BACKGROUND
As a result of their polypeptidic nature, hirudins could theoretically elicit an immunologic response in humans.
METHODS
The present open survey evaluates the allergenic potential of recombinant hirudin CGP 39393 (REVASC) after repeated intravenous or subcutaneous exposures in immunocompetent volunteers with no known previous exposure to hirudins. Clinical signs and symptoms of allergic manifestations and surrogate markers of allergy (i.e. response to skin tests) were collected before and after each administration of CGP 39393. Hirudin-specific immunoglobulin (Ig)G or IgE antibodies were measured.
RESULTS
Two hundred and sixty-three healthy volunteers were eligible, of whom 12.2% had a history of allergy and 18.3% had a high level of total IgE. No signs or symptoms of allergy directly attributable to CGP 39393 were reported, either during or immediately after a first challenge. Irritative skin reactions, to either the prick or the intradermal skin test, were observed in eight volunteers 28-56 days after the challenge. Three out of 200 volunteers exposed to a second course of CGP 39393 showed signs and symptoms of an allergic reaction. In all but one subject with a pruritic erythema it was possible to rule out a causative role for CGP 39393 (0.50%, 95% confidence limits [CL] 0.01-2.75).
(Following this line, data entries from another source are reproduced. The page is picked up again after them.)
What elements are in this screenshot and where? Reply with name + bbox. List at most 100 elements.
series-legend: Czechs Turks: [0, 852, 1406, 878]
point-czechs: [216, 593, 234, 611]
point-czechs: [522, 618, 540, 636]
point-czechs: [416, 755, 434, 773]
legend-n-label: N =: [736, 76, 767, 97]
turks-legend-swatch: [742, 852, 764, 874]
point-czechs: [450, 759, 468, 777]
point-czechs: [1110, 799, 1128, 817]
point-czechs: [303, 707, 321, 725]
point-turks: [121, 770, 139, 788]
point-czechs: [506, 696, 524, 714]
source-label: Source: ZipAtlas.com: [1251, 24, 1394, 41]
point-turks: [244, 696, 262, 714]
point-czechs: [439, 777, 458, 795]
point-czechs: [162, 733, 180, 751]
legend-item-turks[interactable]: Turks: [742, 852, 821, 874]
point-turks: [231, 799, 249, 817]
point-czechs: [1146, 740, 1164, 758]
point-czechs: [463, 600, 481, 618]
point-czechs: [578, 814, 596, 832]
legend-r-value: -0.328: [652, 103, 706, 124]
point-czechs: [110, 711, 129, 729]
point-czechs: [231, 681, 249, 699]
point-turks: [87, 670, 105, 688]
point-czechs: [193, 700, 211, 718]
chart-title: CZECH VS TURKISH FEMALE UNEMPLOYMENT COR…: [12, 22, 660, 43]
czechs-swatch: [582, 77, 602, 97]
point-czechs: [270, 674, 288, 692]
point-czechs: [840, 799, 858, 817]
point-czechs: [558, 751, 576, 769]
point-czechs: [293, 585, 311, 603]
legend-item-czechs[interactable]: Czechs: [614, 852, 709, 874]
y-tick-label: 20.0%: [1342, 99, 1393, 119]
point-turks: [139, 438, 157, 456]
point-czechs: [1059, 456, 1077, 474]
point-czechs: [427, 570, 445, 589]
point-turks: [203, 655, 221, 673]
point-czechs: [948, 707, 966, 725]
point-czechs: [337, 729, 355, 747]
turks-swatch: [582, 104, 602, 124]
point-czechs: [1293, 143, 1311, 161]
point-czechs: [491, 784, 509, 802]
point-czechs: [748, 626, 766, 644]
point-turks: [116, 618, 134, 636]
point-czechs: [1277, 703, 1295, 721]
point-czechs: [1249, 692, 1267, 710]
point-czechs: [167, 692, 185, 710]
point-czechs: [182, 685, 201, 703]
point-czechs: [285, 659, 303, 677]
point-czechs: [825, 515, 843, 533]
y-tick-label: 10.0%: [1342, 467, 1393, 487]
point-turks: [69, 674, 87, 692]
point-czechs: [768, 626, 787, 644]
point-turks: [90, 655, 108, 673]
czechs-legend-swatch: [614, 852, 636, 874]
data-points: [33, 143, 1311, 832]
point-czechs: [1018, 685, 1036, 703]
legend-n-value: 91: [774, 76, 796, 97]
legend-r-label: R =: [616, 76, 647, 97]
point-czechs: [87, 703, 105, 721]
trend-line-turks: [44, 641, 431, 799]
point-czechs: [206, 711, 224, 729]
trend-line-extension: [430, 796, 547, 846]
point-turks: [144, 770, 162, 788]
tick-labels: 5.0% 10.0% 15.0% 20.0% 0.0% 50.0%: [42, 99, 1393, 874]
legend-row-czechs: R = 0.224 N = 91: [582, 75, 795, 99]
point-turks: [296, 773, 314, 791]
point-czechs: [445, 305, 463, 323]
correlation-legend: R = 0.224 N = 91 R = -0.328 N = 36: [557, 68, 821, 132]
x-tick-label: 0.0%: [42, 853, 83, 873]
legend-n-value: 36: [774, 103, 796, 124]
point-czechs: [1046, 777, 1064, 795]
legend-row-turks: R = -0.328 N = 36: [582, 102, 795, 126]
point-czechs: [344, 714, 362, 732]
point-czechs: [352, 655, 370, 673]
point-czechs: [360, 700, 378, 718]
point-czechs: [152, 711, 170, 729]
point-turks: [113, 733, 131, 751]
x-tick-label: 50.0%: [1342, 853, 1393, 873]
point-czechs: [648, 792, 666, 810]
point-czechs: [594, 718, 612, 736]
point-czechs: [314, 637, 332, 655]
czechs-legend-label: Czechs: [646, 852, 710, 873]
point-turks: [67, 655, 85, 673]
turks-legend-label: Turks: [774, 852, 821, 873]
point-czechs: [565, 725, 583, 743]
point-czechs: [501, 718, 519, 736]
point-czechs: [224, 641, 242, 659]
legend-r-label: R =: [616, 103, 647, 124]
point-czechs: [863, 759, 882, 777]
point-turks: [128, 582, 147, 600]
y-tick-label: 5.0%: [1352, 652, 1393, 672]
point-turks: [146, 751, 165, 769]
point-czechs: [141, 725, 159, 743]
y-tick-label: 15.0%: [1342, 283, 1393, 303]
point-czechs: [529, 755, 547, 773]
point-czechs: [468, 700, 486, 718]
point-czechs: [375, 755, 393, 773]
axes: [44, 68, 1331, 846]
Three other volunteers displayed a suspect or a positive immediate-type skin reaction to the follow-up intradermal skin test without any signs or symptoms of allergy. Another asymptomatic volunteer (0.80%, 95% CL: 0.02-4.41) developed a low [i.e. 1+ on the radio-allergosorbent test (RAST) scale] but measurable titre of hirudin-specific IgE antibodies after the second exposure to CGP 39393. A third exposure in five volunteers was clinically uneventful. A positive reaction to the prick test and to the intradermal skin test was observed in one individual.
CONCLUSIONS
Recombinant hirudin CGP 39393 appears to be a weak allergen. Repeated exposures are safe in fully immunocompetent subjects, including those with a history of previous allergies and high levels of total IgE. Type I allergic reactions are rare (i.e. less than 1%) after a second exposure and are limited to the skin. Routine skin tests are not needed to identify patients at risk of developing type I allergic reactions. Hirudin-specific IgE antibodies are rarely seen and then at very low titres.